We leave St. Joseph with the words of Benjamin Franklin King's poem found on his memorial statue:
 
Where the bumblebee sips and the clover's in bloom
And the zephyrs come laden with peachblow perfume.
Where the thistledown pauses in search of a rose
And the myrtle and woodbine and wild ivy grows;
Oh give me the spot that I once used to know
By the side of the placid old River St.
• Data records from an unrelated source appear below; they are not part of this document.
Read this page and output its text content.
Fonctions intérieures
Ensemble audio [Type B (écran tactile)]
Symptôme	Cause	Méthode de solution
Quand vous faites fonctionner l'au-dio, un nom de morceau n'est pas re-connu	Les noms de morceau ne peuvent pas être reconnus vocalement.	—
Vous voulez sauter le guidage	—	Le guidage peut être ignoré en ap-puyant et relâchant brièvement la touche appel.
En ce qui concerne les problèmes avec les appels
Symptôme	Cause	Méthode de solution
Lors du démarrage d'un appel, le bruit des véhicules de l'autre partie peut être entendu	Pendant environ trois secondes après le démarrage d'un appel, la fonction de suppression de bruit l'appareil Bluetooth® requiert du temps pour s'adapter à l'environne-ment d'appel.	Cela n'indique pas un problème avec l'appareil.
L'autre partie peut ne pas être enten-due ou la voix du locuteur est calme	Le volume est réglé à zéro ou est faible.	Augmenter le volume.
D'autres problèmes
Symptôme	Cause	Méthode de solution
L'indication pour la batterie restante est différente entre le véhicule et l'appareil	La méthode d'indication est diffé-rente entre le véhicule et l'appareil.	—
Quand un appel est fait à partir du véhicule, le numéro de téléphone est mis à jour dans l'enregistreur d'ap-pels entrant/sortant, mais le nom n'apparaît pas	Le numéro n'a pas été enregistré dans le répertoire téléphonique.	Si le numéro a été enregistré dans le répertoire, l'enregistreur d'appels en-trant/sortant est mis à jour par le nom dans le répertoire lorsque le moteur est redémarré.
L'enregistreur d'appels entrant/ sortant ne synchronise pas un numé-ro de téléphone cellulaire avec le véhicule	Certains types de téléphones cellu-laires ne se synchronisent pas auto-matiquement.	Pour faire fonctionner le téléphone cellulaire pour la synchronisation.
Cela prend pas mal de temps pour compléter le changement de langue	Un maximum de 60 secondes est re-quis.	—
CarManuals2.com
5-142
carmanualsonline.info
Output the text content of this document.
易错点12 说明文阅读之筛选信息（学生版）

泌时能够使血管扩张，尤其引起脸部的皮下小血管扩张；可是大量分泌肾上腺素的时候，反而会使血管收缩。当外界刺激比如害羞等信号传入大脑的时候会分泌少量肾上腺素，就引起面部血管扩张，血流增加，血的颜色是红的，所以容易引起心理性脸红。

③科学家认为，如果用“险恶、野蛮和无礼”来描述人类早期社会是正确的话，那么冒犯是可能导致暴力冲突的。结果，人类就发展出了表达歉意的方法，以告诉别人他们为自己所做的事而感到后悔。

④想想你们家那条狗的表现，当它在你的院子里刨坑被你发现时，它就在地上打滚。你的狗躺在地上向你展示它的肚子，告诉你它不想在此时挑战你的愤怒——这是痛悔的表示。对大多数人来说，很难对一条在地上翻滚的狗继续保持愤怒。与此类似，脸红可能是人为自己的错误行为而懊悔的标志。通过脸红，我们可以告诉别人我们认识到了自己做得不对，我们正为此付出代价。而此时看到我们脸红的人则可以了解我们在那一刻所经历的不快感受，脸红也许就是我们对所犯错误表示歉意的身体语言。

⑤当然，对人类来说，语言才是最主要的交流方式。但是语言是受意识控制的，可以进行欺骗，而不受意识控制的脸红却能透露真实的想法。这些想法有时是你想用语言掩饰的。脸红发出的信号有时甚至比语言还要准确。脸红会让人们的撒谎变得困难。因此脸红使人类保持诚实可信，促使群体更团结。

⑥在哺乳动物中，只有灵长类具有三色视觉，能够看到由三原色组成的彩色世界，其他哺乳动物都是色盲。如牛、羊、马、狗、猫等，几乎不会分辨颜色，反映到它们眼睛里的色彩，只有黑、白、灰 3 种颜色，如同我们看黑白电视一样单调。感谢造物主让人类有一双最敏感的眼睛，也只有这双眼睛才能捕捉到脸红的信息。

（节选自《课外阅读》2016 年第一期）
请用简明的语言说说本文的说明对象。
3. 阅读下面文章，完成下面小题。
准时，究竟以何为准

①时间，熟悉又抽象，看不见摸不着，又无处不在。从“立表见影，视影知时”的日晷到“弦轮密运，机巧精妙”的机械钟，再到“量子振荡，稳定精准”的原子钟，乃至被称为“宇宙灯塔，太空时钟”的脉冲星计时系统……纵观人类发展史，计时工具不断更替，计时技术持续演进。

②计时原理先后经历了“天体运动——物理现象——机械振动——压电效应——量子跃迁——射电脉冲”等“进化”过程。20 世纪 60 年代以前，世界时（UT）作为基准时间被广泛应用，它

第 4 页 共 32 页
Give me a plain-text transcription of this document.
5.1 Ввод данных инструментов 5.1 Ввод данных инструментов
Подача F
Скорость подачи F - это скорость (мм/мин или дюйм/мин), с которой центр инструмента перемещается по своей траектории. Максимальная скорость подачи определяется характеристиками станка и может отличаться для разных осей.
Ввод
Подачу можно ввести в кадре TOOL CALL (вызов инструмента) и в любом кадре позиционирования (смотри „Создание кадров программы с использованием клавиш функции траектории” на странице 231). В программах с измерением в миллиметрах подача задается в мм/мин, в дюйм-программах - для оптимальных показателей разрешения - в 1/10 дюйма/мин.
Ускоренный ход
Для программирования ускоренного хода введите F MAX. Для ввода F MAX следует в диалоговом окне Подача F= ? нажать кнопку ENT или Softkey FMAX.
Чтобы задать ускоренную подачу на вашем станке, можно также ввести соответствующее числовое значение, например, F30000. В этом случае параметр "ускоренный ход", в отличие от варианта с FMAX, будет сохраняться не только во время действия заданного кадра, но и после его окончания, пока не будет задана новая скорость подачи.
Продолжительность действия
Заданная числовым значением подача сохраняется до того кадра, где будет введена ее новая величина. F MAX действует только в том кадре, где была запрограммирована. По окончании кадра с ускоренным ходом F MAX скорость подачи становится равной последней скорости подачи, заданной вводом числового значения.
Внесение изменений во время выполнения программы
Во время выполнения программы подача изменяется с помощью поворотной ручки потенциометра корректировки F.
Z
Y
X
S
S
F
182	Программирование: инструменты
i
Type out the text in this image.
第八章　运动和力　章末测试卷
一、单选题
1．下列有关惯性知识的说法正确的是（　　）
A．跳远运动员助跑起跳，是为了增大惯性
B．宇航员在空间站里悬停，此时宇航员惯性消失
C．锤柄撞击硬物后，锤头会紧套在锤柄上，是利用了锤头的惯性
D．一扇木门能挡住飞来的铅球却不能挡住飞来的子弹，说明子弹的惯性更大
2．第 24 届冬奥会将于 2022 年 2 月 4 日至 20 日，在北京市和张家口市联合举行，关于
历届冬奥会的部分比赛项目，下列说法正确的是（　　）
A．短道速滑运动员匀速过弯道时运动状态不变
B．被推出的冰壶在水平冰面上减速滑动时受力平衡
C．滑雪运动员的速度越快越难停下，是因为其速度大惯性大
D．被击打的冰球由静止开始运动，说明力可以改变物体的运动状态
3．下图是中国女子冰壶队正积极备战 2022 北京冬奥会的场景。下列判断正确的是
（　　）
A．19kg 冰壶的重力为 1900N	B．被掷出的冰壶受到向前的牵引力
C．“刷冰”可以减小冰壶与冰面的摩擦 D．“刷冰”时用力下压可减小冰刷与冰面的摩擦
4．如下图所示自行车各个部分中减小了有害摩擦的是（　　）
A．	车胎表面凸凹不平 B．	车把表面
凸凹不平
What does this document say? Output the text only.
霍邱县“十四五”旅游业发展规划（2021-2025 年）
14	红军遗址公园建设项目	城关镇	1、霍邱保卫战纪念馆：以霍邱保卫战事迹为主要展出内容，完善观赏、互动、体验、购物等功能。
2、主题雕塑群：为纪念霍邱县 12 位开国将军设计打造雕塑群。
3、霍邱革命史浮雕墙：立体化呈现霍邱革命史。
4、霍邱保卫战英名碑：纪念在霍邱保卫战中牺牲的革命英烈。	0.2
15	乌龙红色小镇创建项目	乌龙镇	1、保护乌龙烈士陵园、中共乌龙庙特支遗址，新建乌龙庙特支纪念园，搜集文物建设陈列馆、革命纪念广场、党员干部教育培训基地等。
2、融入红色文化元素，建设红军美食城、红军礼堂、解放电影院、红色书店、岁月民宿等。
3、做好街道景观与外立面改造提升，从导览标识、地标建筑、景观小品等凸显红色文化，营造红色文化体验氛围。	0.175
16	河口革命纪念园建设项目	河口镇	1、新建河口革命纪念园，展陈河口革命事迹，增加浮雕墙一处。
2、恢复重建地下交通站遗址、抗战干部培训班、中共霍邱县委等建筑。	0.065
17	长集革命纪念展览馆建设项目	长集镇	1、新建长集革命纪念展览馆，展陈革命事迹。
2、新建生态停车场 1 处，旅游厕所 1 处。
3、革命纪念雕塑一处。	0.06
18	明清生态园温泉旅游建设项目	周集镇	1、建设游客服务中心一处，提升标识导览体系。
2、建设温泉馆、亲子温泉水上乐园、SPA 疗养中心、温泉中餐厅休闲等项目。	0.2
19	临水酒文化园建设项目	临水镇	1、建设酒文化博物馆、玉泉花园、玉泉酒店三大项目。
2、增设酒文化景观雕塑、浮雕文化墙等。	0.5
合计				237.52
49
Joe.
 
 
September  5, 2005  Labor Day in Michigan City, Indiana
Our Only Indiana Port
We couldn't have asked for calmer seas for our 37 mile passage to Michigan city, the only Indiana port in our entire Great Loop Route.
 
The Michigan City Municipal Marina is adjacent to Washington Park, where a big Labor Day Festival was in full swing when we tied up in our slip.  Carnival games, rides, fried food options of all kinds from dill pickles to dough, and very loud rock music -- this festival had it all.  We could hear the music just fine from our boat a bit less than a quarter of a mile away (which is not to say that the music itself was just fine).
 
Dick met our Looper friend Ruth Donovan in the marina laundry room, and she and Bill joined us for cocktail hour.
 
We picked up a couple geocaches before dinner -- we would have done more, but darkness deterred us.  Our trip total now stands at 143 caches.
 
We ate a late dinner aboard, then turned in after listening to a favorable weather forecast for our run to Chicago tomorrow.
 

Read the important information about Indiana below, then click here to continue to Chicago.

Important Information about Indiana:  The Hoosier State 
 
Have you ever wondered what a Hoosier is?  Look it up in the dictionary, and the definition you will find is "someone born or living in Indiana."  That's all well and good, but it begs the question of where the word Hoosier came from in the first place.   After cursory Internet research, I can only conclude that people from Indiana don't know what the word Hoosier means and they don't care.  They are proud to be Hoosiers.
 
There are lots of folk tales about the origin of the word and its association with Indiana, and scholars who have studied it claim we will never know with certainty.  The most plausible hypothesis I read was that in the Cumberland dialect of Old England, the word "hoozer" meant "high hills," and was used by extension to refer pejoratively to the people who lived in those high hills (like the modern term "hillbillies).  My favorite explanation was from Indiana native son James Whitcomb Riley, who said the term came from the rough and tumble early days of Indiana settlement, when a stanger entering a tavern after a brawl would commonly look at the floor and ask, "Whose ear?"